Pests and pestilence: You may not recognize the word, but you’ve likely heard of a flavivirus or two. Carried by infected mosquitoes, flaviviruses include such public health menaces as dengue, Zika, and yellow fever.

Already, nearly a third of the Earth’s population is at risk of flavivirus infection, Monash points out — and there’s been an increase in cases of dengue, as well as viruses popping up in new places.

It’s a lowball, but the WHO estimates that there are around 390 million cases — and 20,000 deaths — due to dengue alone every year. And that’s just one flavivirus.

Despite their well-documented nature, there’s little we have currently to fight them, except for pest control — which works, but has its own challenges.

“With limited vaccines and no targeted therapeutics available, flaviviruses continue to pose a significant global threat to human health,” the researchers wrote in their paper, published in Nature Communications.

Knowing the structure of the viruses can help researchers identify vulnerabilities, which in turn can help them develop flavivirus antivirals and vaccines

But mapping out the 3D shell of a virus requires specialized microscopes, and if the flavivirus in question is pathogenic — capable of causing disease in humans — you’re going to need those microscopes to be in special labs designed to contain such pathogens.

And there’s apparently not many of them.

A chimeric model: To get around this problem, the researchers turned to another Australian resident for help: Binjari virus. The Binjari virus is a flavivirus that only infects insects, making it safer to handle, and can’t be transmitted to people.

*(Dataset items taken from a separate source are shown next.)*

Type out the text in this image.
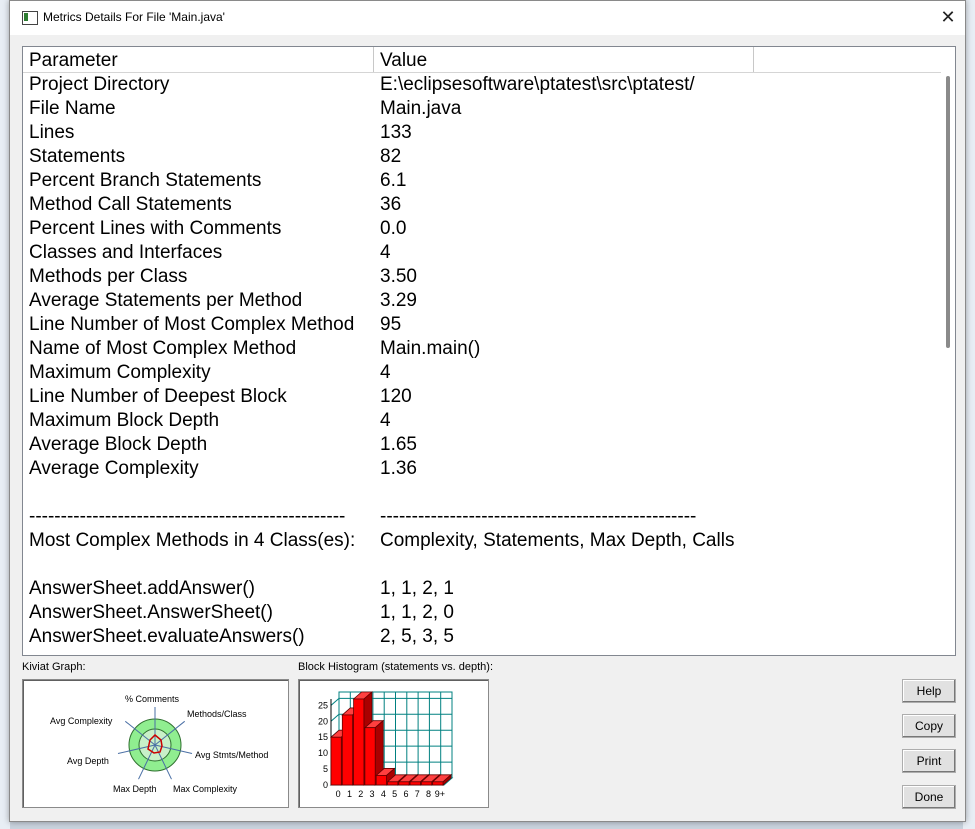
Metrics Details For File 'Main.java'	✕
Parameter	Value
Project Directory	E:\eclipsesoftware\ptatest\src\ptatest/
File Name	Main.java
Lines	133
Statements	82
Percent Branch Statements	6.1
Method Call Statements	36
Percent Lines with Comments	0.0
Classes and Interfaces	4
Methods per Class	3.50
Average Statements per Method	3.29
Line Number of Most Complex Method 95
Name of Most Complex Method	Main.main()
Maximum Complexity	4
Line Number of Deepest Block	120
Maximum Block Depth	4
Average Block Depth	1.65
Average Complexity	1.36
-------------------------------------------------- --------------------------------------------------
Most Complex Methods in 4 Class(es): Complexity, Statements, Max Depth, Calls
AnswerSheet.addAnswer()	1, 1, 2, 1
AnswerSheet.AnswerSheet()	1, 1, 2, 0
AnswerSheet.evaluateAnswers()	2, 5, 3, 5
Kiviat Graph:
% Comments
Methods/Class
Avg Stmts/Method
Max Complexity
Max Depth
Avg Depth
Avg Complexity
Block Histogram (statements vs. depth):
0
5
10
15
20
25
0 1 2 3 4 5 6 7 8 9+
Help
Copy
Print
Done
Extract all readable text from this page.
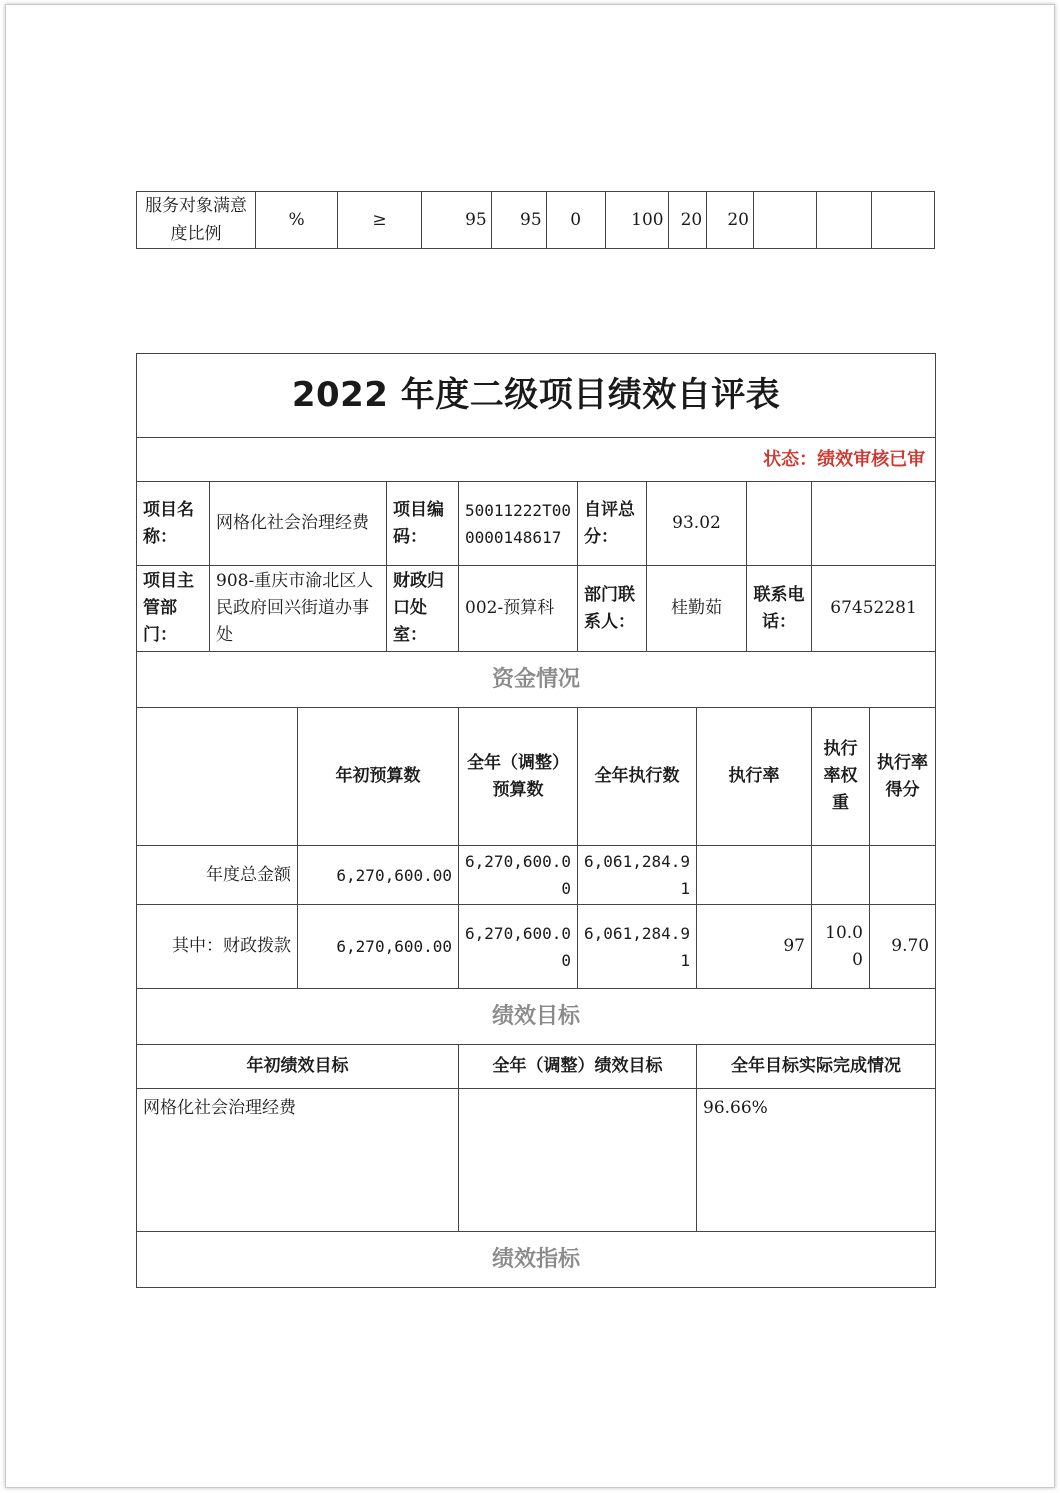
服务对象满意度比例	%	≥	95	95	0	100	20	20			
2022 年度二级项目绩效自评表										
状态：绩效审核已审										
项目名称：	网格化社会治理经费		项目编码：	50011222T000000148617	自评总分：	93.02				
项目主管部门：	908-重庆市渝北区人民政府回兴街道办事处		财政归口处室：	002-预算科	部门联系人：	桂勤茹		联系电话：	67452281	
资金情况										
		年初预算数		全年（调整）预算数	全年执行数		执行率		执行率权重	执行率得分
年度总金额		6,270,600.00		6,270,600.00	6,061,284.91					
其中：财政拨款		6,270,600.00		6,270,600.00	6,061,284.91		97		10.00	9.70
绩效目标										
年初绩效目标				全年（调整）绩效目标			全年目标实际完成情况			
网格化社会治理经费							96.66%			
绩效指标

Wearing its nasty little getup, the researchers can study the structure of flaviviruses that can infect humans, without risking infection.

To help get a better molecular map for flaviviruses that do infect people, the teams at Monash and the University of Queensland modified the benign flavivirus so that it carries an outer shell nearly identical to medically important viruses, including dengue.

Viruses that combine genetics like this are known as chimeric viruses, in honor of the hodgepodge beast of Greek mythology.

“Because the structural proteins are derived from the human-infecting virus, the particles look like the pathogenic virus,” Watterson said. 

And that means they can reveal their weaknesses. 

How to kill a virus: To find out just how accurate their chimeric flaviviruses were, the researchers turned to Monash’s Ramaciotti Centre for Cryo-Electron Microscopy to analyze the chimeras. 

The chimera’s shells mimicked their infectious cousins’ down to minute details, allowing the researchers to identify potential target sites in dengue virus. 

“We show that these sites are essential for viral growth and important for viral maturation,” the researchers wrote in their study. “These findings define a hallmark of flavivirus virions and a potential target for broad-spectrum antivirals and vaccine design.”

The team hopes that their Binjari-based model will provide “a universal path to the safe and rapid structure determination for existing and emerging flaviviruses.”